Avanzando al 2023, las cifras cuentan una historia de transformación: Venezuela con 28 millones de habitantes, un PBI nominal de US$95.000 millones y una inflación del 189%, frente al Perú, que con 34 millones de habitantes alcanzó los US$240.000 millones de PBI nominal y una inflación históricamente baja del 3,2%. Esta inversión de roles económicos plantea interrogantes sobre las políticas implementadas por los gobiernos de ambas naciones.
Desde el inicio del milenio, el Perú ha experimentado una notable rotación presidencial (12 presidentes en 24 años), además de múltiples destituciones y acciones legales contra sus presidentes activos y expresidentes; incluyendo a Alan García, que decidió quitarse la vida en vez de enfrentar las acusaciones de corrupción en su contra, y a Alberto Fujimori, condenado a 25 años de prisión por corrupción y secuestro… Esto contrasta con la continuidad política de Venezuela que desde el año 2000 ha tenido solo dos jefes de Estado. A pesar de los desafíos, la economía peruana ha mantenido una trayectoria de crecimiento. ¿Cómo es posible esta resiliencia en medio de la turbulencia política? Pareciera que la correlación entre la estabilidad gubernamental y el rendimiento económico no es directa. El Perú ejemplifica cómo una nación puede mantener la estabilidad económica a pesar de la inestabilidad política.

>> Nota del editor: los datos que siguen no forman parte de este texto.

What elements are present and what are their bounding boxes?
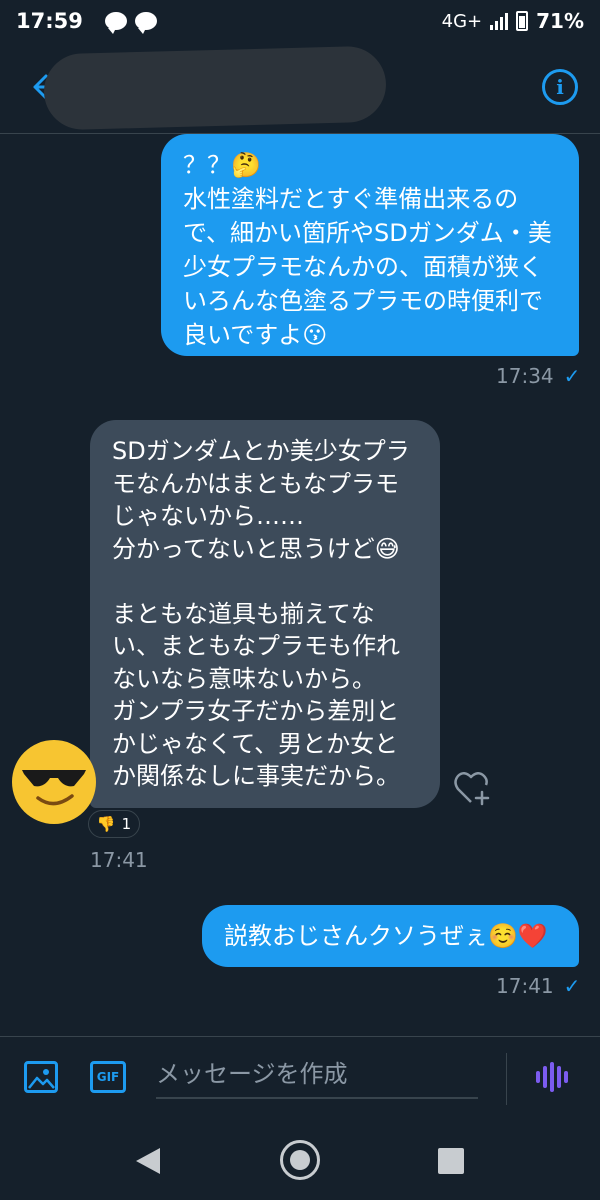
message-meta: 17:41 bbox=[90, 848, 148, 872]
message-input[interactable] bbox=[156, 1051, 478, 1099]
system-navigation-bar bbox=[0, 1120, 600, 1200]
network-type: 4G+ bbox=[441, 10, 483, 32]
reaction-count: 1 bbox=[121, 815, 132, 833]
nav-recents-icon[interactable] bbox=[438, 1148, 464, 1174]
conversation-header: i bbox=[0, 42, 600, 134]
reaction-badge[interactable]: 👎 1 bbox=[88, 810, 140, 838]
thumbs-down-icon: 👎 bbox=[96, 815, 116, 833]
nav-home-icon[interactable] bbox=[280, 1140, 320, 1180]
outgoing-message[interactable]: 説教おじさんクソうぜぇ☺️❤️ bbox=[202, 905, 579, 967]
battery-percent: 71% bbox=[536, 9, 584, 33]
status-time: 17:59 bbox=[16, 9, 83, 33]
chat-bubble-icon bbox=[104, 12, 127, 34]
message-composer: GIF bbox=[0, 1036, 600, 1120]
status-right: 4G+ 71% bbox=[442, 9, 584, 33]
chat-bubble-icon bbox=[134, 12, 157, 34]
gif-icon[interactable]: GIF bbox=[90, 1061, 126, 1093]
status-bar: 17:59 4G+ 71% bbox=[0, 0, 600, 42]
message-meta: 17:34 ✓ bbox=[496, 364, 580, 388]
divider bbox=[506, 1053, 507, 1105]
avatar[interactable] bbox=[12, 740, 96, 824]
incoming-message[interactable]: SDガンダムとか美少女プラモなんかはまともなプラモじゃないから…… 分かってない… bbox=[90, 420, 440, 808]
outgoing-message[interactable]: ？？🤔 水性塗料だとすぐ準備出来るので、細かい箇所やSDガンダム・美少女プラモな… bbox=[161, 134, 579, 356]
message-time: 17:41 bbox=[496, 974, 554, 998]
info-icon[interactable]: i bbox=[542, 69, 578, 105]
image-icon[interactable] bbox=[24, 1061, 58, 1093]
nav-back-icon[interactable] bbox=[136, 1148, 160, 1174]
message-time: 17:41 bbox=[90, 848, 148, 872]
check-icon: ✓ bbox=[563, 974, 581, 998]
signal-icon bbox=[490, 12, 509, 30]
add-reaction-heart-icon[interactable] bbox=[454, 770, 494, 806]
voice-message-icon[interactable] bbox=[536, 1061, 572, 1093]
battery-icon bbox=[516, 11, 529, 31]
message-meta: 17:41 ✓ bbox=[496, 974, 580, 998]
message-time: 17:34 bbox=[496, 364, 554, 388]
redacted-contact-name bbox=[43, 45, 387, 131]
notification-icons bbox=[104, 12, 157, 34]
check-icon: ✓ bbox=[563, 364, 581, 388]
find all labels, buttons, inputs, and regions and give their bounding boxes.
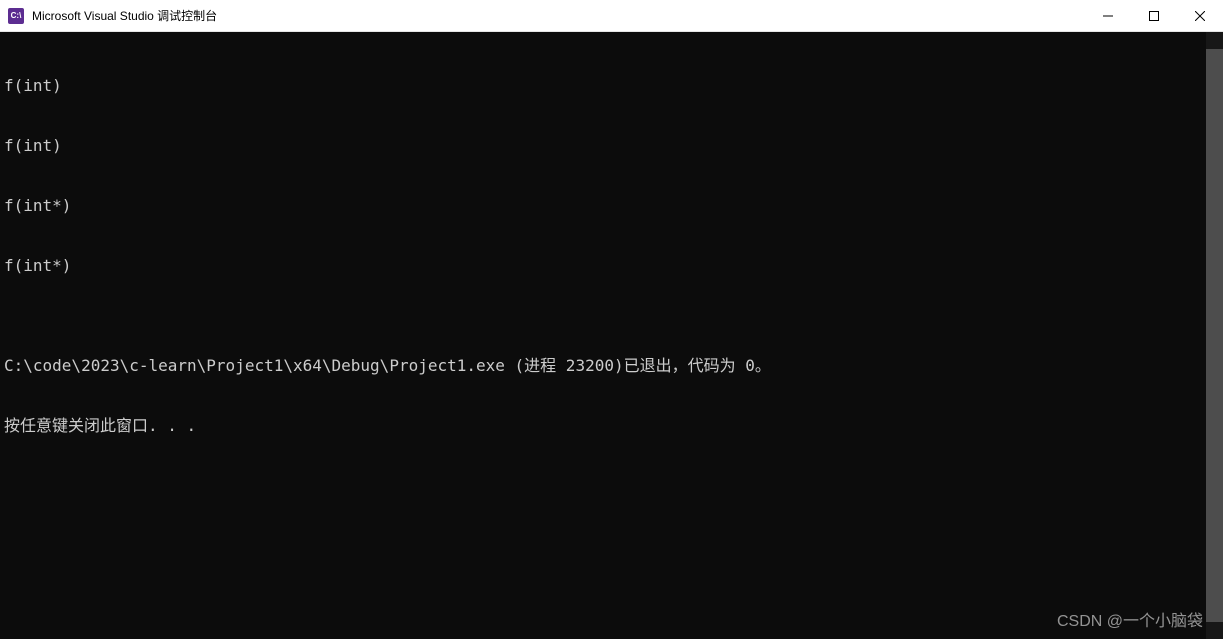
app-icon: C:\ [8, 8, 24, 24]
console-area: f(int) f(int) f(int*) f(int*) C:\code\20… [0, 32, 1223, 639]
console-line: f(int*) [4, 196, 1206, 216]
titlebar: C:\ Microsoft Visual Studio 调试控制台 [0, 0, 1223, 32]
close-button[interactable] [1177, 0, 1223, 31]
window-title: Microsoft Visual Studio 调试控制台 [32, 7, 1085, 24]
app-icon-text: C:\ [11, 11, 22, 20]
window-controls [1085, 0, 1223, 31]
console-content[interactable]: f(int) f(int) f(int*) f(int*) C:\code\20… [0, 32, 1206, 639]
maximize-button[interactable] [1131, 0, 1177, 31]
vertical-scrollbar[interactable] [1206, 32, 1223, 639]
maximize-icon [1149, 11, 1159, 21]
console-line: f(int) [4, 136, 1206, 156]
console-line: f(int) [4, 76, 1206, 96]
console-line: 按任意键关闭此窗口. . . [4, 416, 1206, 436]
scroll-up-arrow-icon[interactable] [1206, 32, 1223, 49]
scrollbar-thumb[interactable] [1206, 49, 1223, 622]
scrollbar-track[interactable] [1206, 49, 1223, 622]
console-line: f(int*) [4, 256, 1206, 276]
minimize-button[interactable] [1085, 0, 1131, 31]
minimize-icon [1103, 11, 1113, 21]
scroll-down-arrow-icon[interactable] [1206, 622, 1223, 639]
close-icon [1195, 11, 1205, 21]
console-line: C:\code\2023\c-learn\Project1\x64\Debug\… [4, 356, 1206, 376]
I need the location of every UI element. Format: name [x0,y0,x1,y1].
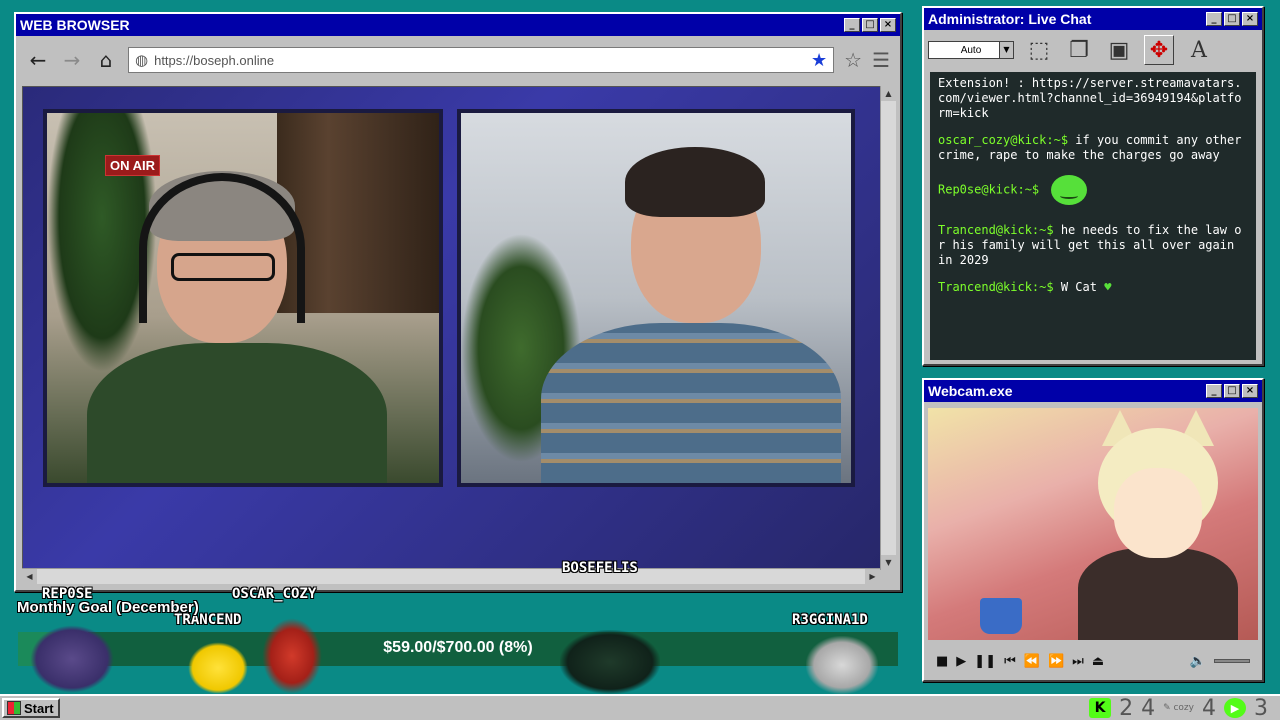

La situación venezolana se puede explicar de una manera muy sencilla. A pesar de la relativa estabilidad política, las prácticas económico-financieras socialistas, basadas en equidad de resultado y no en igualdad de oportunidades, causaron profundas devaluaciones e hiperinflación, con la consiguiente pérdida de valor del país.
La fortaleza institucional del Perú se fundamenta en el respeto a las leyes vigentes y la Constitución, a una marcada separación de poderes y a decisiones económicas fundamentadas en la propiedad privada y el libre mercado. Suena paradójico, pero estos factores, que son el motor que impulsa el crecimiento económico continuo, parecen ser los mismos que también alimentan la volatilidad política. Este fenómeno, comparable con países como Italia, demuestra que es posible un desarrollo económico sostenido independientemente de los vaivenes gubernamentales. A la luz de estos datos, solo me queda comentar que ser presidente en el Perú me parece el trabajo más ingrato del mundo, reflejando la complejidad de gobernar en un entorno globalmente interconectado y en constante cambio. ¡Suerte para los que se atrevan!